Only the demand-oriented compounding of carbon fibers ultimately hits the mark.
The small differences in the carbon fiber compounds are primarily expressed in:
- the stiffness or strength of the carbon fibers themselves,
- in their fiber length - (depending on whether the fibers are chopped (for isotropic properties) or milled (for anisotropic properties); and
- in their bonding quality (keyword: sizing) to the plastic.
The sizing plays a very important role: This surface coating of the carbon fiber is mainly responsible for the bonding/docking of the fiber to the polymer and the protection of the filaments against abrasion. Without optimum coating, even the supposedly most powerful carbon fiber is of no use - it simply cannot develop its properties in a targeted manner. It's like equipping a super sports car with narrow-gauge tires - the horsepower simply wouldn't reach the road adequately.
Carbon fiber sizing/sizing is the holy grail for any material developer.

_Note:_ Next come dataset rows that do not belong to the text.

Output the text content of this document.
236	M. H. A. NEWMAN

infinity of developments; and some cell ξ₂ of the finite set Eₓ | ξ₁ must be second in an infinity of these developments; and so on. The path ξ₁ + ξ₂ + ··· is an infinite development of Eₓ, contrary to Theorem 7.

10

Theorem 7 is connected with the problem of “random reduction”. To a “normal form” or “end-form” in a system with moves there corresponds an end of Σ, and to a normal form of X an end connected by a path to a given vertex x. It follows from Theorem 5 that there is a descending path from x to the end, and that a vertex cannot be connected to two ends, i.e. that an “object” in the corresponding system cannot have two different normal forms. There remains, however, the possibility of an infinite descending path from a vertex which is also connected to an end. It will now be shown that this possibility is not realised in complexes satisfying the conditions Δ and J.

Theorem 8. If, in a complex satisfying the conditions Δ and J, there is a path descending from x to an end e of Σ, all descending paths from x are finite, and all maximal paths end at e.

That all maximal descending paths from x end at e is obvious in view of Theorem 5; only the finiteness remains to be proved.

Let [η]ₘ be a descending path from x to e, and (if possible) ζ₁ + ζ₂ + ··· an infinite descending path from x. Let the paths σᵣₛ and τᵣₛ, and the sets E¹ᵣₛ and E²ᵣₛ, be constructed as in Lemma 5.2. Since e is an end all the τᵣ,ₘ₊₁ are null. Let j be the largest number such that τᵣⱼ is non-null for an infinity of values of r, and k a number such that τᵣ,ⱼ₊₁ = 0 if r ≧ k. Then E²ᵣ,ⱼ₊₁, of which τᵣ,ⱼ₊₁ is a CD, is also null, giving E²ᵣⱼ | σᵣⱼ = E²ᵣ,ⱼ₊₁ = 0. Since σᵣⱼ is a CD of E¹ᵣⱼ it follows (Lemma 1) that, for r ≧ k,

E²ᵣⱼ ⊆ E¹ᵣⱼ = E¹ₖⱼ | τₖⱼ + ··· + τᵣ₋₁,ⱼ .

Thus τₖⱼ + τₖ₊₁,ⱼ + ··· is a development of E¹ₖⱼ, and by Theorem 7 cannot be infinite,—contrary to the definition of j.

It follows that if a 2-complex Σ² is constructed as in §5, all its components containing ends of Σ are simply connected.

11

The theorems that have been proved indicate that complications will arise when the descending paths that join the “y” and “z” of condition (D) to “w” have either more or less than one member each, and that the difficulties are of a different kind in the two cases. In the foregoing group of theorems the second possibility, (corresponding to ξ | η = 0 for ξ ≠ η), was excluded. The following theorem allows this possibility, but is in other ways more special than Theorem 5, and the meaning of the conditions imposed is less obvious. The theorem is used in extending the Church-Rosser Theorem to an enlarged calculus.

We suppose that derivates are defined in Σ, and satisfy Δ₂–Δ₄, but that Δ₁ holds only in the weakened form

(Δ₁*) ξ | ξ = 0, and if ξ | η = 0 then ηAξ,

The purely nominal performance values of a carbon fiber are therefore no guarantee that the compound will actually have the expected properties later on. In order to achieve verifiable and, above all, controllable, predictable effects in terms of strength, stiffness, electrical conductivity or weight - and thus to create essential prerequisites for a later product advantage - a certain magic is required above all on the part of the compounder. A mixture of a deep understanding of the fiber classes, their differences and mechanisms of action on the one hand, and a profound technical understanding of the market and a high level of penetration in the supplier market on the other. Only in this way can a material developer or compounder achieve the desired maximization of properties in their effect and control the compounding in such a way that the performance of the selected carbon fibers is fully developed.
Conclusion: If you want to make it big with carbon fibers, you have to master even the smallest detail.

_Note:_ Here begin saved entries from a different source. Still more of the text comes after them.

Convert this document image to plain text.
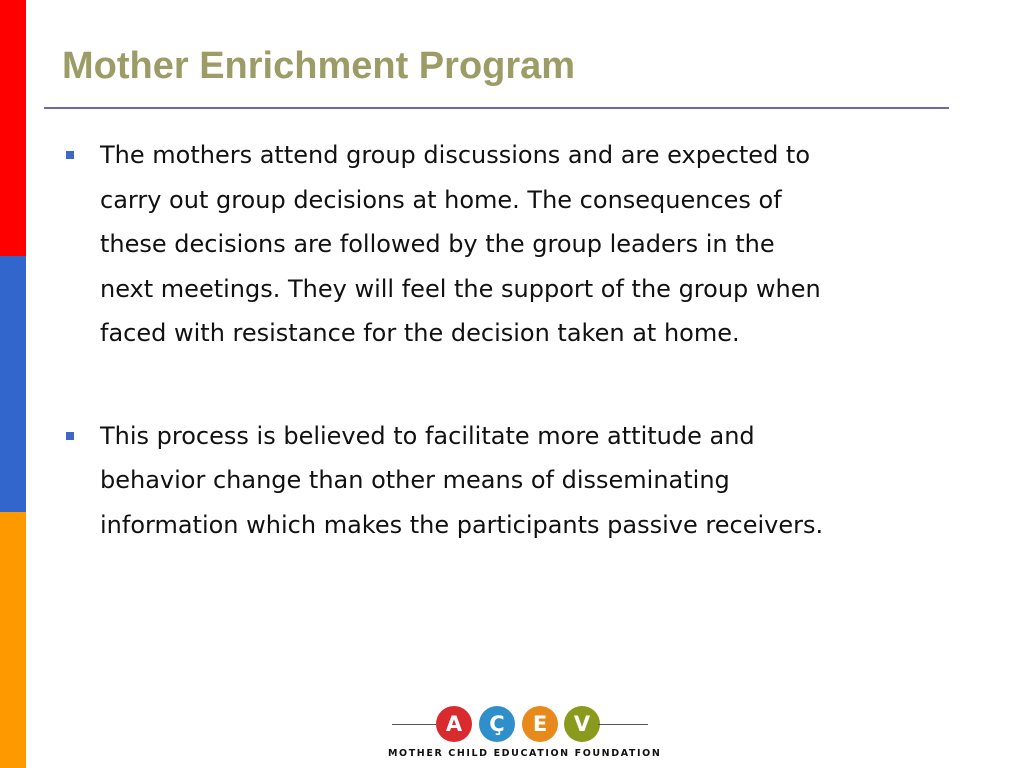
Mother Enrichment Program
The mothers attend group discussions and are expected to
carry out group decisions at home. The consequences of
these decisions are followed by the group leaders in the
next meetings. They will feel the support of the group when
faced with resistance for the decision taken at home.
This process is believed to facilitate more attitude and
behavior change than other means of disseminating
information which makes the participants passive receivers.
A	Ç	E	V
MOTHER CHILD EDUCATION FOUNDATION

Particularly with high-performance polymers such as carbon fibers, it is important to always be in a position to align property profiles with the requirements of the designer in a controlled manner; to constantly redefine what is technically feasible - to push it to the limit without overstimulating it. The following applies: If you can, you can.
The LEHVOSS material developers prove this both in a large number of products that are already being mass-produced here and now, as well as in pure muscle games - material developments with which LEHVOSS sets benchmarks: With strength values up to 425 Mega- Pascal and stiffness values with up to 55 Giga-Pascal. With all due restraint, which is characteristic of us northern Germans - these are the world's most powerful properties that a carbon fiber compound can have.